Sunday, December 12, 2010

Snowshoeing and Llama Training

Now that the snow is deep enough, we've been snowshoeing into the state lands behind our house.  We've been taking Haegl, Mishka and Sid up the mountain.  As I've said in the past, Haegl and Mishka adore Sid, barking and inviting him to play at every turn.  Sid is unsure about all this Malamute love, but he takes it stoically. 

One problem Sid has is he does not have the concept of snowshoes.  He's constantly stepping on mine, which has almost caused me to face-plant a few times.  He acts surprised when that happens and picks his foot off my snowshoes with an almost apologetic look. 

His favorite trail munchy is pine needles and branches.  He also likes the bark, but I don't let him eat it because it'll hurt the trees.  I think he learned to eat pine needles and bark when he ran around a bit feral at his last owner's, until she tied him up so he couldn't run.  He gets plenty of hay and llama pellets, so the pine needles are now just a snack.

The other day I decided to start clicker training him.  He's a very smart animal, so there's no reason why he couldn't be clicker trained.  I started on some very basic stuff -- learn what the clicker means, recognize his name, and come when I call.

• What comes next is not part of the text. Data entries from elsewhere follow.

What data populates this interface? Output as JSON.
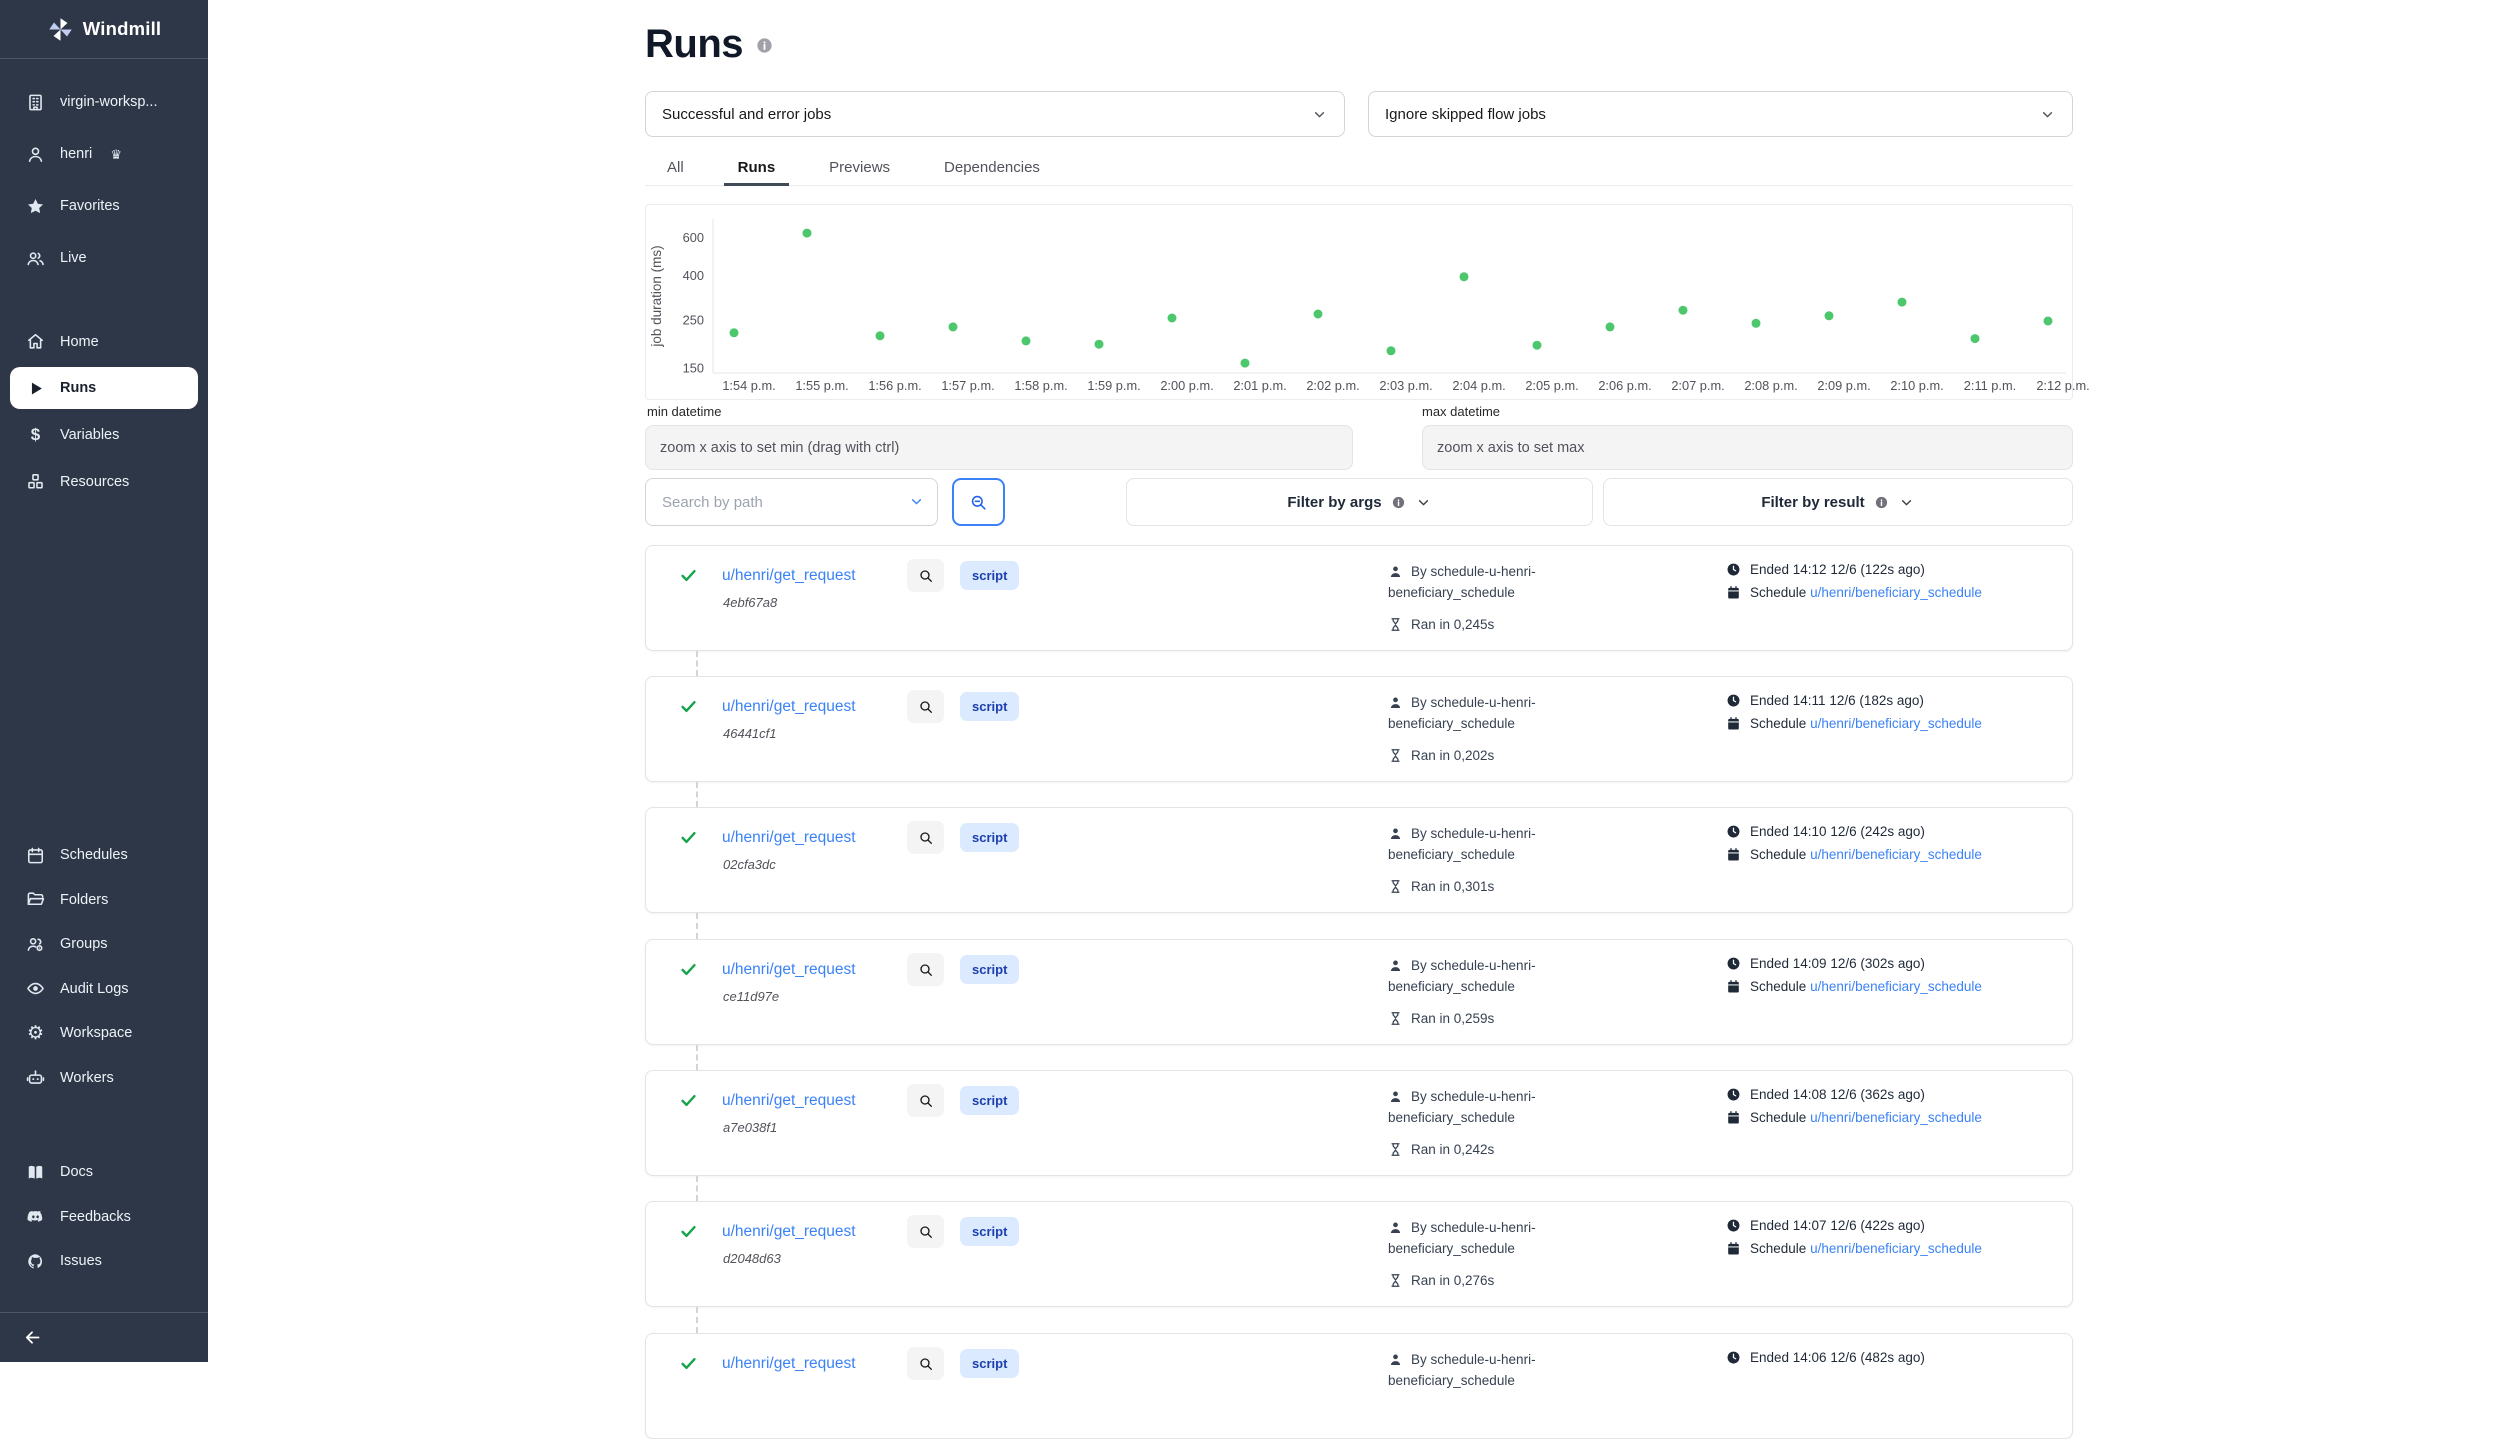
{
  "colors": {
    "sidebar_bg": "#2d3748",
    "accent": "#3b82f6",
    "link": "#3b82f6",
    "success_check": "#16a34a",
    "chart_point": "#4cc76c",
    "badge_bg": "#dbeafe",
    "badge_text": "#1e40af"
  },
  "sidebar": {
    "brand": "Windmill",
    "groups": [
      {
        "name": "context",
        "items": [
          {
            "label": "virgin-worksp...",
            "icon": "building"
          },
          {
            "label": "henri",
            "icon": "user",
            "suffix_icon": "crown"
          },
          {
            "label": "Favorites",
            "icon": "star"
          },
          {
            "label": "Live",
            "icon": "users"
          }
        ]
      },
      {
        "name": "primary",
        "items": [
          {
            "label": "Home",
            "icon": "home"
          },
          {
            "label": "Runs",
            "icon": "play",
            "active": true
          },
          {
            "label": "Variables",
            "icon": "dollar"
          },
          {
            "label": "Resources",
            "icon": "cubes"
          }
        ]
      },
      {
        "name": "admin",
        "items": [
          {
            "label": "Schedules",
            "icon": "calendar"
          },
          {
            "label": "Folders",
            "icon": "folder"
          },
          {
            "label": "Groups",
            "icon": "group"
          },
          {
            "label": "Audit Logs",
            "icon": "eye"
          },
          {
            "label": "Workspace",
            "icon": "gear"
          },
          {
            "label": "Workers",
            "icon": "robot"
          }
        ]
      },
      {
        "name": "help",
        "items": [
          {
            "label": "Docs",
            "icon": "book"
          },
          {
            "label": "Feedbacks",
            "icon": "discord"
          },
          {
            "label": "Issues",
            "icon": "github"
          }
        ]
      }
    ]
  },
  "header": {
    "title": "Runs",
    "job_filter_select": "Successful and error jobs",
    "skip_filter_select": "Ignore skipped flow jobs",
    "tabs": [
      "All",
      "Runs",
      "Previews",
      "Dependencies"
    ],
    "active_tab": "Runs"
  },
  "chart_data": {
    "type": "scatter",
    "title": "",
    "xlabel": "",
    "ylabel": "job duration (ms)",
    "yscale": "log",
    "yticks": [
      150,
      250,
      400,
      600
    ],
    "ylim": [
      150,
      700
    ],
    "grid": false,
    "legend": false,
    "point_color": "#4cc76c",
    "x": [
      "1:54 p.m.",
      "1:55 p.m.",
      "1:56 p.m.",
      "1:57 p.m.",
      "1:58 p.m.",
      "1:59 p.m.",
      "2:00 p.m.",
      "2:01 p.m.",
      "2:02 p.m.",
      "2:03 p.m.",
      "2:04 p.m.",
      "2:05 p.m.",
      "2:06 p.m.",
      "2:07 p.m.",
      "2:08 p.m.",
      "2:09 p.m.",
      "2:10 p.m.",
      "2:11 p.m.",
      "2:12 p.m."
    ],
    "series": [
      {
        "name": "job duration (ms)",
        "values": [
          218,
          628,
          211,
          232,
          200,
          193,
          255,
          158,
          266,
          180,
          395,
          191,
          232,
          277,
          241,
          261,
          302,
          205,
          247
        ]
      }
    ]
  },
  "datetime_filters": {
    "min_label": "min datetime",
    "min_placeholder": "zoom x axis to set min (drag with ctrl)",
    "max_label": "max datetime",
    "max_placeholder": "zoom x axis to set max"
  },
  "toolbar": {
    "search_placeholder": "Search by path",
    "filter_by_args": "Filter by args",
    "filter_by_result": "Filter by result"
  },
  "runs": [
    {
      "path": "u/henri/get_request",
      "hash": "4ebf67a8",
      "kind": "script",
      "triggered_by": "By schedule-u-henri-beneficiary_schedule",
      "duration": "Ran in 0,245s",
      "ended": "Ended 14:12 12/6 (122s ago)",
      "schedule_label": "Schedule",
      "schedule_path": "u/henri/beneficiary_schedule"
    },
    {
      "path": "u/henri/get_request",
      "hash": "46441cf1",
      "kind": "script",
      "triggered_by": "By schedule-u-henri-beneficiary_schedule",
      "duration": "Ran in 0,202s",
      "ended": "Ended 14:11 12/6 (182s ago)",
      "schedule_label": "Schedule",
      "schedule_path": "u/henri/beneficiary_schedule"
    },
    {
      "path": "u/henri/get_request",
      "hash": "02cfa3dc",
      "kind": "script",
      "triggered_by": "By schedule-u-henri-beneficiary_schedule",
      "duration": "Ran in 0,301s",
      "ended": "Ended 14:10 12/6 (242s ago)",
      "schedule_label": "Schedule",
      "schedule_path": "u/henri/beneficiary_schedule"
    },
    {
      "path": "u/henri/get_request",
      "hash": "ce11d97e",
      "kind": "script",
      "triggered_by": "By schedule-u-henri-beneficiary_schedule",
      "duration": "Ran in 0,259s",
      "ended": "Ended 14:09 12/6 (302s ago)",
      "schedule_label": "Schedule",
      "schedule_path": "u/henri/beneficiary_schedule"
    },
    {
      "path": "u/henri/get_request",
      "hash": "a7e038f1",
      "kind": "script",
      "triggered_by": "By schedule-u-henri-beneficiary_schedule",
      "duration": "Ran in 0,242s",
      "ended": "Ended 14:08 12/6 (362s ago)",
      "schedule_label": "Schedule",
      "schedule_path": "u/henri/beneficiary_schedule"
    },
    {
      "path": "u/henri/get_request",
      "hash": "d2048d63",
      "kind": "script",
      "triggered_by": "By schedule-u-henri-beneficiary_schedule",
      "duration": "Ran in 0,276s",
      "ended": "Ended 14:07 12/6 (422s ago)",
      "schedule_label": "Schedule",
      "schedule_path": "u/henri/beneficiary_schedule"
    },
    {
      "path": "u/henri/get_request",
      "kind": "script",
      "triggered_by": "By schedule-u-henri-beneficiary_schedule",
      "ended": "Ended 14:06 12/6 (482s ago)"
    }
  ]
}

The clicker is a bit disconcerting to him.  It's not a natural noise, so it takes him a little time to accept it so he isn't surprised.  He comes to me when I have llama pellets, which is his favorite food.  He will eat them right out of my hand, which is very cute and ticklish because he has no top teeth and uses his lips to move them into his mouth.  I've gotten him to recognize his name now, and come when I call, but he's nowhere perfect on that.  My goals for him is as follows:

  1. Come when called.
  2. Accept petting without shying away.
  3. Accept the halter without theatrics.
  4. Accept me handling and trimming his feet.
  5. Accept me brushing and combing him.
  6. Accept a pack and carry things (this shouldn't be a problem, since he was a pack llama).

I think they're quite doable.  I've had some positive results with him accepting the halter.  Considering this was a llama who would not allow me to touch him when I first met him, he now allows me to touch, pet and even kiss him, albeit with reservations.  He is good with the Malamutes and good with my husband.  He knows gee, haw, get up, and whoa.  So, I think he's very trainable. 

1 comment:

  1. That's great! We thought about raising them at one time. They're fascinating animals. Miss you!